When I started coming up for tournaments in Melbourne, travelling back and forth, that was when I started to realise that I’m pretty close to being as good as these guys. My first Junior Interstate Series, I was picked as a development player when I was 14. When you get picked for that sort of thing, so young, you get to experience it with the older guys and learn a little bit. Watching all the best guys in Australia was pretty cool, being a 14-year-old kid from Bairnsdale.

▶ ▶ ▶

There was one year when I was 16 when I wasn’t playing my best but by the end of that year, I’d won the Junior Vic Open and got a start in the Vic Open from that. By the end of that year I’d jumped up another level and that hard work started to pay off.

▶ ▶ ▶

There’s a lot of people that have helped me along the way at different points in time. I remember being in the Rowville Sports Academy and all the other golfers would push you along. I’ve been with my coach, Tim Wendel, for almost 10 years now and he’s been such a critical part of my progression.

▶ ▶ ▶

I always enjoyed watching the guys on TV and thinking, I really want to do that. It wasn’t really until I started winning a couple of those really big, state-level amateur events and then playing in the Vic Open that I thought about possibly becoming a pro golfer. It was just a taste of what I wanted to do.

▶ ▶ ▶

The goal was always to win.
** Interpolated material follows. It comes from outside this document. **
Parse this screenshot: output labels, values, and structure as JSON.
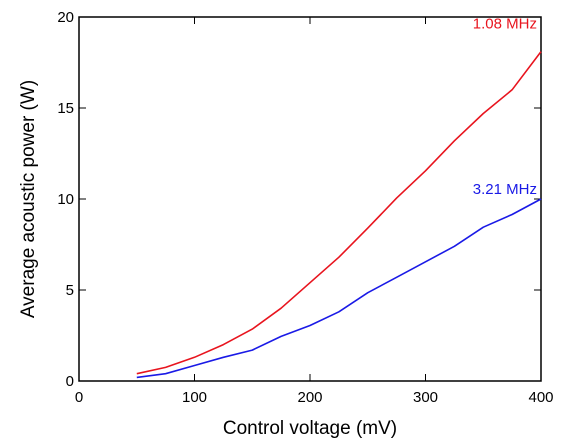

I sat down with my team maybe nine months ago and said that it was a goal of mine to win the Asia-Pacific Amateur. Goals don’t always come off, but this time it did.

▶ ▶ ▶

Even though I was six shots behind going into Sunday, I was always hoping that I could still win. It wasn’t really until I got around to the 16th hole and I saw a leaderboard that I realised I was three behind. I had a good birdie putt on 16 and I thought I’d have to make that, and then birdie 17 to have a chance of winning. By the time I putted out on the 18th hole, I was tied for the lead. It wasn’t really until I got around to 16 that I thought I had a chance – a proper chance – to win on the day.

▶ ▶ ▶

To have Wenyi Ding make that putt on top of me at the first playoff hole was nuts. That’s the putt that you dream of holing to book a trip to the Masters or to win the Masters and I felt that was my putt to make an impact on my dreams and my life, I guess. I had to go back to zero pretty quick because I had to go back down the fairway and do it all again.

▶ ▶ ▶

My earliest and probably best memory of the Masters was my mum calling up Gippsland Grammar School to get one of the receptionists to come into my classroom and tell me that Adam Scott had just won in 2013 in a playoff. She walked in and said, “Jasper, your mum’s just called up and she’d like to let you know that Adam Scott’s just won the Masters.” She just said it in front of the whole class.

▶ ▶ ▶

If I win the Masters one day, I don’t know what I’d serve for an entrée at the Champions Dinner. We don’t really do entrées at my place. My main would be my dad’s lamb chop casserole – I’m going home-grown meals here – and then my dessert would have to be an ‘Impossible Pie’. I have no idea what’s in it, but it comes out of a recipe book that has been passed down from a golf club in Castlemaine through my family. So that’d be my main and my dessert. I’d have to think on the entrée, though.